Cows are honored for vital role in farming during Pongal!

In addition to my direct project work, I had the chance to observe Aravind’s operations as leader in eye care. I visited a Vision Centre in Bhuvanagiri (a village outside of Pondicherry), where two nursing “sisters,” as they are fondly called at Aravind, were responsible for screening their entire village for eye-related issues, corresponding with physicians at the main hospital and referring patients for care.

After completing my project work in Pondicherry, I traveled by train to Madurai, where Aravind Eye was originally founded. Here, I had the chance to tour the grounds of the original hospital (which has greatly expanded since Aravind was founded) as well as Aurolab, Aravind’s surgical instrument and lens manufacturing facility, and visit an eye screening camp.

Playing Uriyadi

To attend an Aravind eye camp, I traveled with a team of two resident doctors, several nursing sisters and a few staff members at 6 a.m. on a Saturday to Usilampatti, a village an hour outside of Madurai. Here, in a schoolyard where camp was set up, I watched in awe as the team screened over 200 local patients (who had heard by word-of-mouth via a village announcement that camp was occurring) for eye-related issues and tested their vision.

About 30 of these patients needed urgent surgery (most of them for cataracts), and were transported back on a bus to the base hospital, where they received free surgical care, housing, food and a trip back home.

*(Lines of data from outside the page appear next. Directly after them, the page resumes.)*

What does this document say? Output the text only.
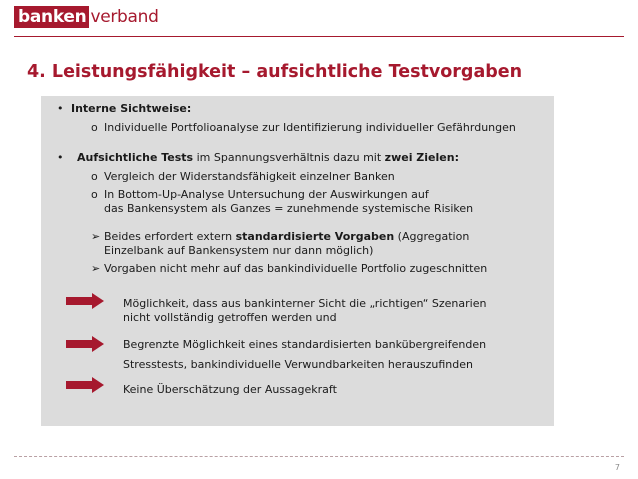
banken verband
4. Leistungsfähigkeit – aufsichtliche Testvorgaben
• Interne Sichtweise:
o Individuelle Portfolioanalyse zur Identifizierung individueller Gefährdungen
• Aufsichtliche Tests im Spannungsverhältnis dazu mit zwei Zielen:
o Vergleich der Widerstandsfähigkeit einzelner Banken
o In Bottom-Up-Analyse Untersuchung der Auswirkungen auf
das Bankensystem als Ganzes = zunehmende systemische Risiken
➢ Beides erfordert extern standardisierte Vorgaben (Aggregation
Einzelbank auf Bankensystem nur dann möglich)
➢ Vorgaben nicht mehr auf das bankindividuelle Portfolio zugeschnitten
Möglichkeit, dass aus bankinterner Sicht die „richtigen“ Szenarien
nicht vollständig getroffen werden und
Begrenzte Möglichkeit eines standardisierten bankübergreifenden
Stresstests, bankindividuelle Verwundbarkeiten herauszufinden
Keine Überschätzung der Aussagekraft
7
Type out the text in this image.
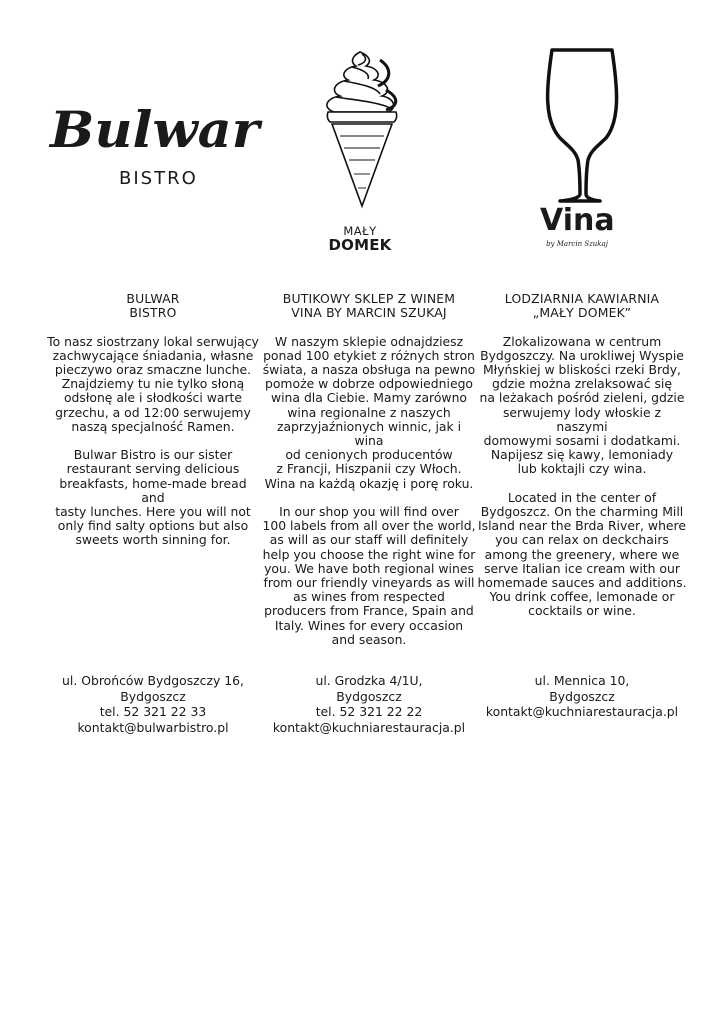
Bulwar
BISTRO
MAŁY
DOMEK
Vina
by Marcin Szukaj
BULWAR
BISTRO
To nasz siostrzany lokal serwujący
zachwycające śniadania, własne
pieczywo oraz smaczne lunche.
Znajdziemy tu nie tylko słoną
odsłonę ale i słodkości warte
grzechu, a od 12:00 serwujemy
naszą specjalność Ramen.
Bulwar Bistro is our sister
restaurant serving delicious
breakfasts, home-made bread and
tasty lunches. Here you will not
only find salty options but also
sweets worth sinning for.
ul. Obrońców Bydgoszczy 16,
Bydgoszcz
tel. 52 321 22 33
kontakt@bulwarbistro.pl
BUTIKOWY SKLEP Z WINEM
VINA BY MARCIN SZUKAJ
W naszym sklepie odnajdziesz
ponad 100 etykiet z różnych stron
świata, a nasza obsługa na pewno
pomoże w dobrze odpowiedniego
wina dla Ciebie. Mamy zarówno
wina regionalne z naszych
zaprzyjaźnionych winnic, jak i wina
od cenionych producentów
z Francji, Hiszpanii czy Włoch.
Wina na każdą okazję i porę roku.
In our shop you will find over
100 labels from all over the world,
as will as our staff will definitely
help you choose the right wine for
you. We have both regional wines
from our friendly vineyards as will
as wines from respected
producers from France, Spain and
Italy. Wines for every occasion
and season.
ul. Grodzka 4/1U,
Bydgoszcz
tel. 52 321 22 22
kontakt@kuchniarestauracja.pl
LODZIARNIA KAWIARNIA
„MAŁY DOMEK”
Zlokalizowana w centrum
Bydgoszczy. Na urokliwej Wyspie
Młyńskiej w bliskości rzeki Brdy,
gdzie można zrelaksować się
na leżakach pośród zieleni, gdzie
serwujemy lody włoskie z naszymi
domowymi sosami i dodatkami.
Napijesz się kawy, lemoniady
lub koktajli czy wina.
Located in the center of
Bydgoszcz. On the charming Mill
Island near the Brda River, where
you can relax on deckchairs
among the greenery, where we
serve Italian ice cream with our
homemade sauces and additions.
You drink coffee, lemonade or
cocktails or wine.
ul. Mennica 10,
Bydgoszcz
kontakt@kuchniarestauracja.pl
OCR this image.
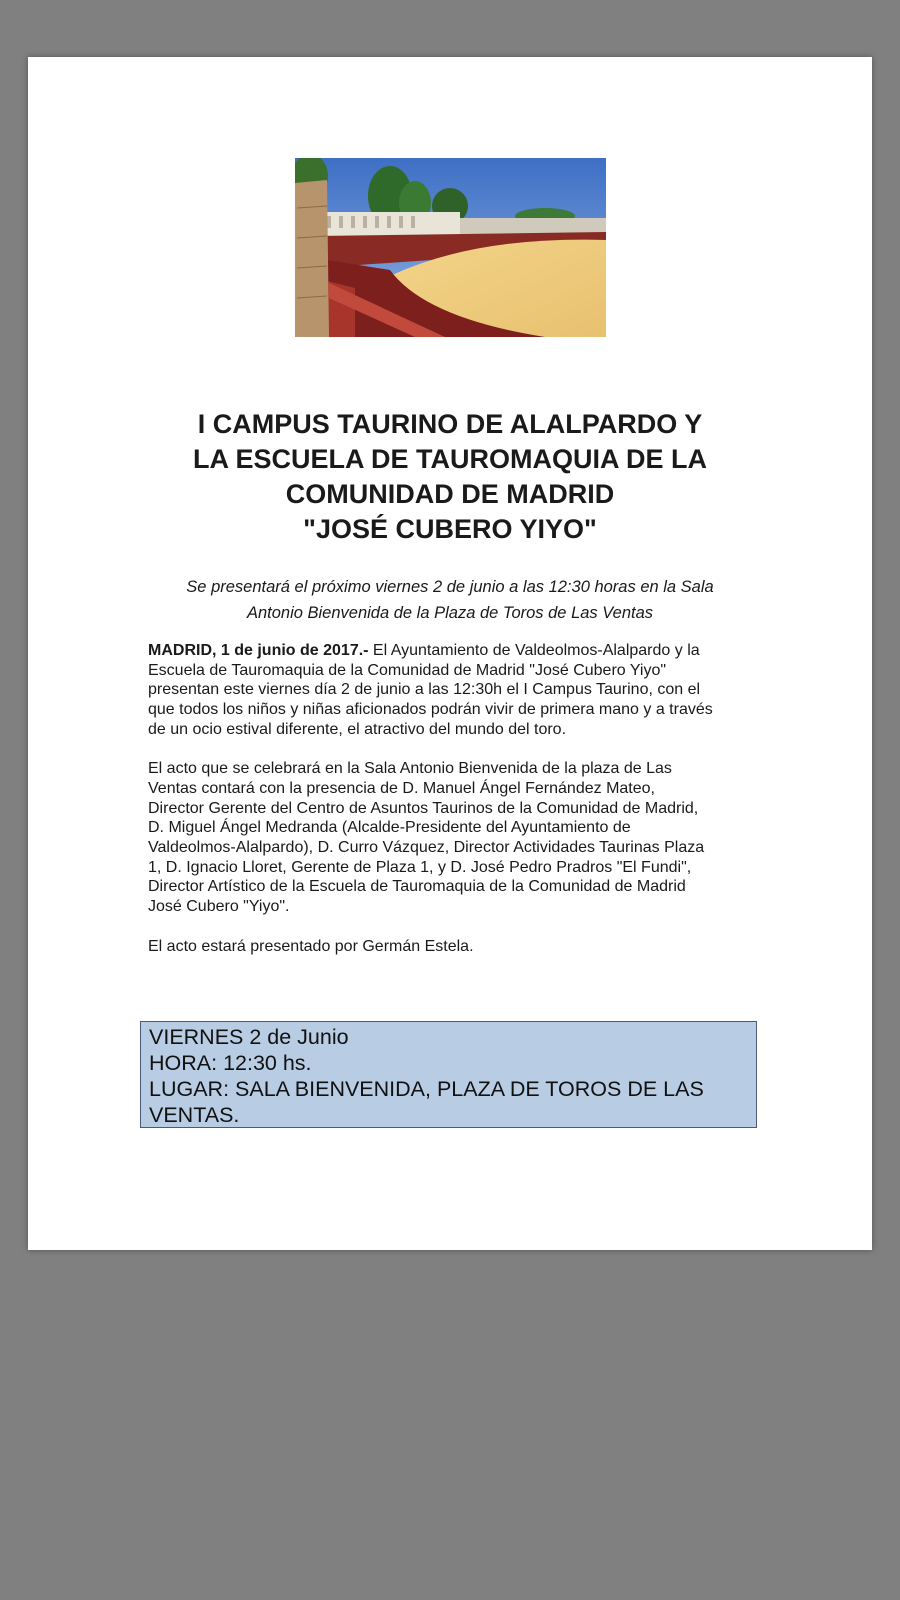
I CAMPUS TAURINO DE ALALPARDO Y
LA ESCUELA DE TAUROMAQUIA DE LA
COMUNIDAD DE MADRID
"JOSÉ CUBERO YIYO"
Se presentará el próximo viernes 2 de junio a las 12:30 horas en la Sala
Antonio Bienvenida de la Plaza de Toros de Las Ventas
MADRID, 1 de junio de 2017.- El Ayuntamiento de Valdeolmos-Alalpardo y la
Escuela de Tauromaquia de la Comunidad de Madrid "José Cubero Yiyo"
presentan este viernes día 2 de junio a las 12:30h el I Campus Taurino, con el
que todos los niños y niñas aficionados podrán vivir de primera mano y a través
de un ocio estival diferente, el atractivo del mundo del toro.
El acto que se celebrará en la Sala Antonio Bienvenida de la plaza de Las
Ventas contará con la presencia de D. Manuel Ángel Fernández Mateo,
Director Gerente del Centro de Asuntos Taurinos de la Comunidad de Madrid,
D. Miguel Ángel Medranda (Alcalde-Presidente del Ayuntamiento de
Valdeolmos-Alalpardo), D. Curro Vázquez, Director Actividades Taurinas Plaza
1, D. Ignacio Lloret, Gerente de Plaza 1, y D. José Pedro Pradros "El Fundi",
Director Artístico de la Escuela de Tauromaquia de la Comunidad de Madrid
José Cubero "Yiyo".
El acto estará presentado por Germán Estela.
VIERNES 2 de Junio
HORA: 12:30 hs.
LUGAR: SALA BIENVENIDA, PLAZA DE TOROS DE LAS
VENTAS.
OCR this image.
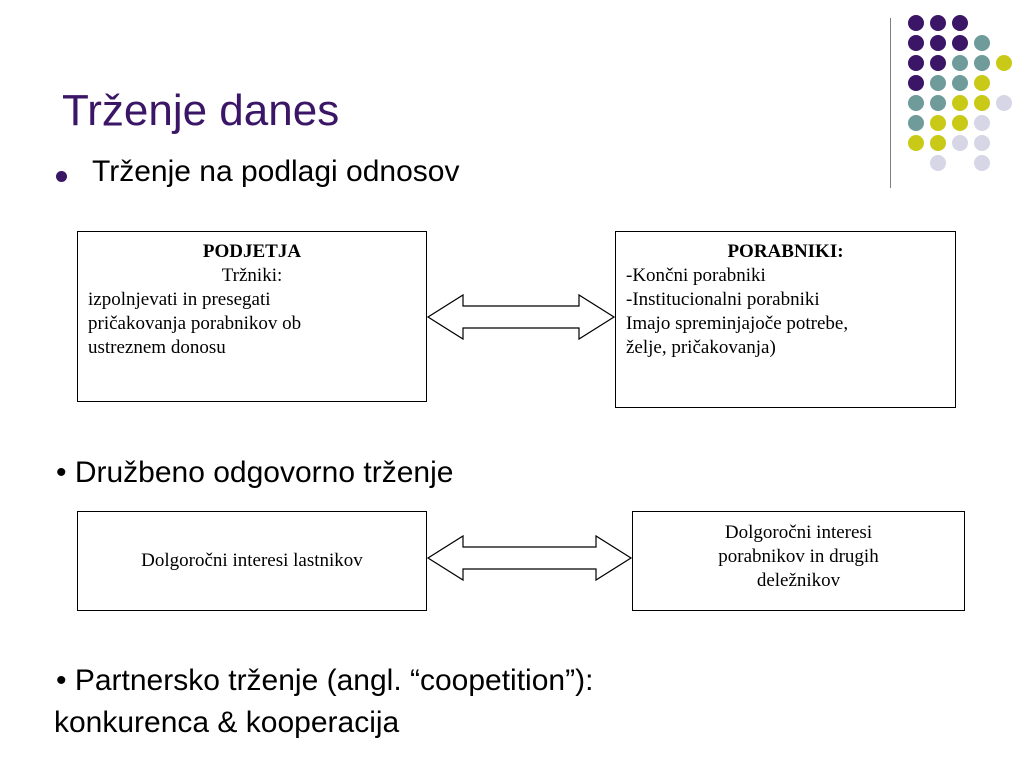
Trženje danes
Trženje na podlagi odnosov
PODJETJA
Tržniki:
izpolnjevati in presegati
pričakovanja porabnikov ob
ustreznem donosu
PORABNIKI:
-Končni porabniki
-Institucionalni porabniki
Imajo spreminjajoče potrebe,
želje, pričakovanja)
• Družbeno odgovorno trženje
Dolgoročni interesi lastnikov
Dolgoročni interesi
porabnikov in drugih
deležnikov
• Partnersko trženje (angl. “coopetition”):
konkurenca & kooperacija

Outside of the hospital, I was lucky enough to visit South India during the Tamil harvest festival of Pongal. For the festival, I got to eat tasty pongal (a traditional dish in which rice is boiled in a clay pot with milk and mixed with clarified butter and sugar) and play uriyadi (in which players are blindfolded and try to break a clay pot hoisted in the air). It was lovely to experience the traditions, energy and culture of the city alongside my new friends and colleagues.

Receiving a gift at eye camp

My time spent in India at Aravind Eye completing my M.P.H. field experience and practicum project was transformational. I learned how to conduct a global health project in a brand new environment, and could not have felt more welcomed by my colleagues at Aravind Eye. I witnessed firsthand how an ambitious idea with a clear and thoughtful mission can be scaled up to provide care to millions of people — and how much work there is still to be done to make eye care accessible and equitable. This experience will continue to inspire my future work in clinical practice and public health as an aspiring ophthalmologist. Thank you to my mentors and colleagues at the Wilmer Eye Institute, the Bloomberg School of Public Health and Aravind Eye Hospital for making this experience possible for me.